SAN FRANCISCO — West Coast dockworkers deliberately are slowing the pace of work in response to a bitter labor dispute, according to documents shipping companies have filed with the Department of Justice. 

The longshoremen’s union denied the charges and blamed sagging productivity on the 10-day lockout by the association representing shipping lines and port terminal operators that ended earlier this month. 

The records are pivotal because federal prosecutors could use them to take the International Longshore and Warehouse Union to court on allegations its members are violating a federal order that reopened 29 major Pacific ports after the lockout. 

The 10,500-member union “is playing games with the U.S. economy, and inflicting economic pain and hardship on scores of companies and their employees,” said Joseph Miniace, president of the Pacific Maritime Association. “Given the extreme urgency of keeping the goods moving through our ports, I cannot fathom why the union would deliberately take these slowdown actions.” 
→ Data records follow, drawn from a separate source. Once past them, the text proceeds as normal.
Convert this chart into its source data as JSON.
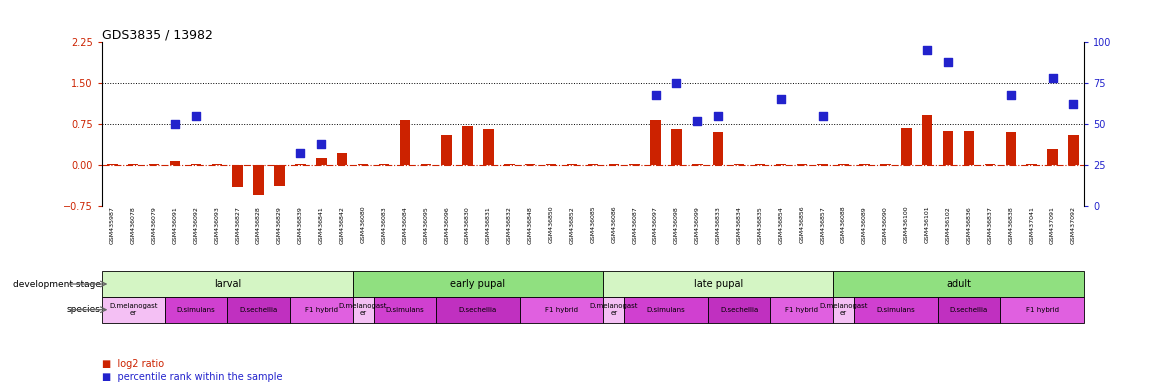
{
  "title": "GDS3835 / 13982",
  "samples": [
    "GSM435987",
    "GSM436078",
    "GSM436079",
    "GSM436091",
    "GSM436092",
    "GSM436093",
    "GSM436827",
    "GSM436828",
    "GSM436829",
    "GSM436839",
    "GSM436841",
    "GSM436842",
    "GSM436080",
    "GSM436083",
    "GSM436084",
    "GSM436095",
    "GSM436096",
    "GSM436830",
    "GSM436831",
    "GSM436832",
    "GSM436848",
    "GSM436850",
    "GSM436852",
    "GSM436085",
    "GSM436086",
    "GSM436087",
    "GSM436097",
    "GSM436098",
    "GSM436099",
    "GSM436833",
    "GSM436834",
    "GSM436835",
    "GSM436854",
    "GSM436856",
    "GSM436857",
    "GSM436088",
    "GSM436089",
    "GSM436090",
    "GSM436100",
    "GSM436101",
    "GSM436102",
    "GSM436836",
    "GSM436837",
    "GSM436838",
    "GSM437041",
    "GSM437091",
    "GSM437092"
  ],
  "log2_ratio": [
    0.02,
    0.02,
    0.02,
    0.08,
    0.02,
    0.02,
    -0.4,
    -0.55,
    -0.38,
    0.02,
    0.12,
    0.22,
    0.02,
    0.02,
    0.82,
    0.02,
    0.55,
    0.72,
    0.65,
    0.02,
    0.02,
    0.02,
    0.02,
    0.02,
    0.02,
    0.02,
    0.82,
    0.65,
    0.02,
    0.6,
    0.02,
    0.02,
    0.02,
    0.02,
    0.02,
    0.02,
    0.02,
    0.02,
    0.68,
    0.92,
    0.62,
    0.62,
    0.02,
    0.6,
    0.02,
    0.3,
    0.55
  ],
  "percentile": [
    null,
    null,
    null,
    50,
    55,
    null,
    null,
    null,
    null,
    32,
    38,
    null,
    null,
    null,
    null,
    null,
    null,
    null,
    null,
    null,
    null,
    null,
    null,
    null,
    null,
    null,
    68,
    75,
    52,
    55,
    null,
    null,
    65,
    null,
    55,
    null,
    null,
    null,
    null,
    95,
    88,
    null,
    null,
    68,
    null,
    78,
    62
  ],
  "dev_stages": [
    {
      "label": "larval",
      "start": 0,
      "end": 12,
      "color": "#d4f5c4"
    },
    {
      "label": "early pupal",
      "start": 12,
      "end": 24,
      "color": "#90e080"
    },
    {
      "label": "late pupal",
      "start": 24,
      "end": 35,
      "color": "#d4f5c4"
    },
    {
      "label": "adult",
      "start": 35,
      "end": 47,
      "color": "#90e080"
    }
  ],
  "species_groups": [
    {
      "label": "D.melanogast\ner",
      "start": 0,
      "end": 3,
      "color": "#f4c0f4"
    },
    {
      "label": "D.simulans",
      "start": 3,
      "end": 6,
      "color": "#d040d0"
    },
    {
      "label": "D.sechellia",
      "start": 6,
      "end": 9,
      "color": "#c030c0"
    },
    {
      "label": "F1 hybrid",
      "start": 9,
      "end": 12,
      "color": "#e060e0"
    },
    {
      "label": "D.melanogast\ner",
      "start": 12,
      "end": 13,
      "color": "#f4c0f4"
    },
    {
      "label": "D.simulans",
      "start": 13,
      "end": 16,
      "color": "#d040d0"
    },
    {
      "label": "D.sechellia",
      "start": 16,
      "end": 20,
      "color": "#c030c0"
    },
    {
      "label": "F1 hybrid",
      "start": 20,
      "end": 24,
      "color": "#e060e0"
    },
    {
      "label": "D.melanogast\ner",
      "start": 24,
      "end": 25,
      "color": "#f4c0f4"
    },
    {
      "label": "D.simulans",
      "start": 25,
      "end": 29,
      "color": "#d040d0"
    },
    {
      "label": "D.sechellia",
      "start": 29,
      "end": 32,
      "color": "#c030c0"
    },
    {
      "label": "F1 hybrid",
      "start": 32,
      "end": 35,
      "color": "#e060e0"
    },
    {
      "label": "D.melanogast\ner",
      "start": 35,
      "end": 36,
      "color": "#f4c0f4"
    },
    {
      "label": "D.simulans",
      "start": 36,
      "end": 40,
      "color": "#d040d0"
    },
    {
      "label": "D.sechellia",
      "start": 40,
      "end": 43,
      "color": "#c030c0"
    },
    {
      "label": "F1 hybrid",
      "start": 43,
      "end": 47,
      "color": "#e060e0"
    }
  ],
  "ylim_left": [
    -0.75,
    2.25
  ],
  "ylim_right": [
    0,
    100
  ],
  "yticks_left": [
    -0.75,
    0,
    0.75,
    1.5,
    2.25
  ],
  "yticks_right": [
    0,
    25,
    50,
    75,
    100
  ],
  "hline_y": [
    0.75,
    1.5
  ],
  "bar_color": "#cc2200",
  "dot_color": "#2222cc",
  "bar_width": 0.5,
  "dot_size": 35,
  "bg_color": "#ffffff"
}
The two sides have clashed both on the docks and at the bargaining table, where a meltdown over a new contract led to the lockout. 

Since the docks reopened two weeks ago, longshoremen have worked 34 percent below the normal work rate in Oakland and 9 percent in Los Angeles/Long Beach, according to the association. Other slowdown rates include 29 percent in Portland, Ore., 27 percent in Seattle and 19 percent in Tacoma, Wash., the association said. 

The figures compare the number of containers longshoremen moved on and off a vessel each hour at a particular port before the lockout with container moves since the lockout ended. 

In a written response, the Justice Department acknowledged receiving the documents during the weekend and asked the association and the union to provide further information by Friday. 

“As you know, these are serious allegations,” Deputy Assistant Attorney General Shannen W. Coffin wrote in a letter dated Tuesday to both sides. 

The allegations could land the union in trouble if Justice Department lawyers conclude the documents prove a slowdown that violates a court order to work at “a normal pace.” If that happens, the case could be heading for U.S. District Judge William Alsup, who imposed an 80-day “cooling-off” period to end the lockout that cost the U.S. economy up to $1 billion per day. 

Alsup has broad discretion to sanction the union — he could fine union officials or charge them with contempt of court. 

That’s unlikely, said a union spokesman, who added officials welcome the filing because it will give them a chance to debunk the association’s charges.